– Po takim upokorzeniu mam siedzieć z gośćmi i się uśmiechać? Nie, dziękuję. Świętujcie beze mnie – powiedziała żona i trzasnęła drzwiami

– Po takim upokorzeniu mam siedzieć z gośćmi i się uśmiechać? Nie, dziękuję. Świętujcie beze mnie – powiedziała żona i trzasnęła drzwiami

Natalia obudziła się wcześniej niż zwykle. Jeszcze zanim otworzyła oczy, przypomniała sobie: dziś kończy czterdzieści lat. Liczba, która kiedyś wydawała się odległa, teraz patrzyła na nią każdego ranka z lustra – w drobnych zmarszczkach wokół oczu.

Obok niej cicho pochrapywał Siergiej. Nawet się nie poruszył, kiedy Natalia delikatnie wysunęła się spod kołdry. Ostatnimi laty spał coraz głębiej, a jego zainteresowanie nią gasło z każdym tygodniem. Spojrzała na zegar – piąta trzydzieści. Miała mnóstwo pracy, zanim pojawią się goście.

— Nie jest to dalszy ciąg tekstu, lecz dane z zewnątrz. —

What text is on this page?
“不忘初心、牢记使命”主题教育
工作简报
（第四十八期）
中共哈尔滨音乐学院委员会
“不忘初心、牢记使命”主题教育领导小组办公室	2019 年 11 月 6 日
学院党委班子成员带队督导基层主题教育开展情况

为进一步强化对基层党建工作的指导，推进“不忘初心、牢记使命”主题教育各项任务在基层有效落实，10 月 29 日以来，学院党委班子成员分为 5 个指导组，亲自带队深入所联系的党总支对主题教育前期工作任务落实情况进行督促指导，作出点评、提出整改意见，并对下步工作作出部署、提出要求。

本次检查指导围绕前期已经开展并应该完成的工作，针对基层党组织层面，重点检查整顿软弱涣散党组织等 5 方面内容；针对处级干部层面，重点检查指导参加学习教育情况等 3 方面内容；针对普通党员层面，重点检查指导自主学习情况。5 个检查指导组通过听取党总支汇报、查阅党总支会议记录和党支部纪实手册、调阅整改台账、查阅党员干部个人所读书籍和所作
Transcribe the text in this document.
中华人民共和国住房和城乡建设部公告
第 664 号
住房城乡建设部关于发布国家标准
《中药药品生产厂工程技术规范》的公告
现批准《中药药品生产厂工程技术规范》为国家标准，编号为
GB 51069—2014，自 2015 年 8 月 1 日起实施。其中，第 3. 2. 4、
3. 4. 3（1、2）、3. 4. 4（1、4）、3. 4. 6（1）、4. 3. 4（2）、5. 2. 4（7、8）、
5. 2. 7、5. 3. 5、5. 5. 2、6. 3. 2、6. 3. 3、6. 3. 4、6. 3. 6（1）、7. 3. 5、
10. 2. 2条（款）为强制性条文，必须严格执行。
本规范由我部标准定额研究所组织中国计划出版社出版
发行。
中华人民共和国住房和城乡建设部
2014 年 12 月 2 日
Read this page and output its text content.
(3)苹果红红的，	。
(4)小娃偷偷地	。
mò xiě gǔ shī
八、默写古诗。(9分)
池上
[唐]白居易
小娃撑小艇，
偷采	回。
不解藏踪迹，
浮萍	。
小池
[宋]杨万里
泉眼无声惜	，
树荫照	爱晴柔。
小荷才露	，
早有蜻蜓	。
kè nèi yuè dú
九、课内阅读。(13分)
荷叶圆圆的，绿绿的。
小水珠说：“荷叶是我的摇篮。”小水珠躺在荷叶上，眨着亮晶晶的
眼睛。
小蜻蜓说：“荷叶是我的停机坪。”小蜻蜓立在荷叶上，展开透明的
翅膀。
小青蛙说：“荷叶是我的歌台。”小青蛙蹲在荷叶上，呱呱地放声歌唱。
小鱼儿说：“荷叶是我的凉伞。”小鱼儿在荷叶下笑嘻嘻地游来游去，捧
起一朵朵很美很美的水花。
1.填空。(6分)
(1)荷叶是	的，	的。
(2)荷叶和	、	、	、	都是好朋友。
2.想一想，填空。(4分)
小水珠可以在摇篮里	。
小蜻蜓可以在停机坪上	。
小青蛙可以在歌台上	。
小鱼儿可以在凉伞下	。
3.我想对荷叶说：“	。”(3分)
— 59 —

Zamknęła cicho drzwi sypialni i poszła do kuchni. Ich trzypokojowe mieszkanie dziś miało stać się polem spotkania dwóch światów – jej i znajomych Siergieja. Choć żyli razem tyle lat, nigdy nie stali się prawdziwą rodziną. Jej przyjaciółki zniknęły z biegiem lat, pochłonięte domowymi obowiązkami, a jego koledzy wydawali się zadomowieni na dobre.

Zaparzyła mocną kawę i otworzyła lodówkę. Mięsa już od wczoraj się marynowały, warzywa były pokrojone, sosy przygotowane. Dziś wszystko miało przemienić się w świąteczny stół. Zwykle zamawiali jedzenie albo wychodzili do restauracji, ale czterdziestka – to coś wyjątkowego. Chciała ciepłej, domowej atmosfery, czegoś zrobionego własnymi rękami.

– Mamo, dasz mi dwieście forintów? – wyrwał ją z zamyślenia głos syna.

Szesnastoletni Kirył stał w drzwiach kuchni – potargany, ale już ubrany.

– Gdzie się wybierasz tak wcześnie? – zapytała, wręczając mu pięćsetkę.

– Umówiliśmy się z chłopakami na rowery, zanim zacznie się upał – odpowiedział, chowając szybko banknot do kieszeni. – Wracam wieczorem, na imprezę.

– Pamiętasz, jaki dziś dzień?

Zawahał się przez chwilę, potem się uśmiechnął:

– Twoje urodziny, oczywiście. Nie chciałem cię budzić, złożę życzenia później.

– Nie chcesz pomóc? Sporo gości, sama nie dam rady.

– Ale to już było ustalone, mamo… Wrócę po południu. Polina pomoże.

– Polina jest w domku koleżanki, wraca dopiero około szóstej.

– Oj tam, co ja mogę pomóc? – wzruszył ramionami. – I tak wszystko robisz najlepiej.

Natalia westchnęła. Kiedyś była dumna, że wszystko działa dzięki niej. Teraz czuła tylko zmęczenie.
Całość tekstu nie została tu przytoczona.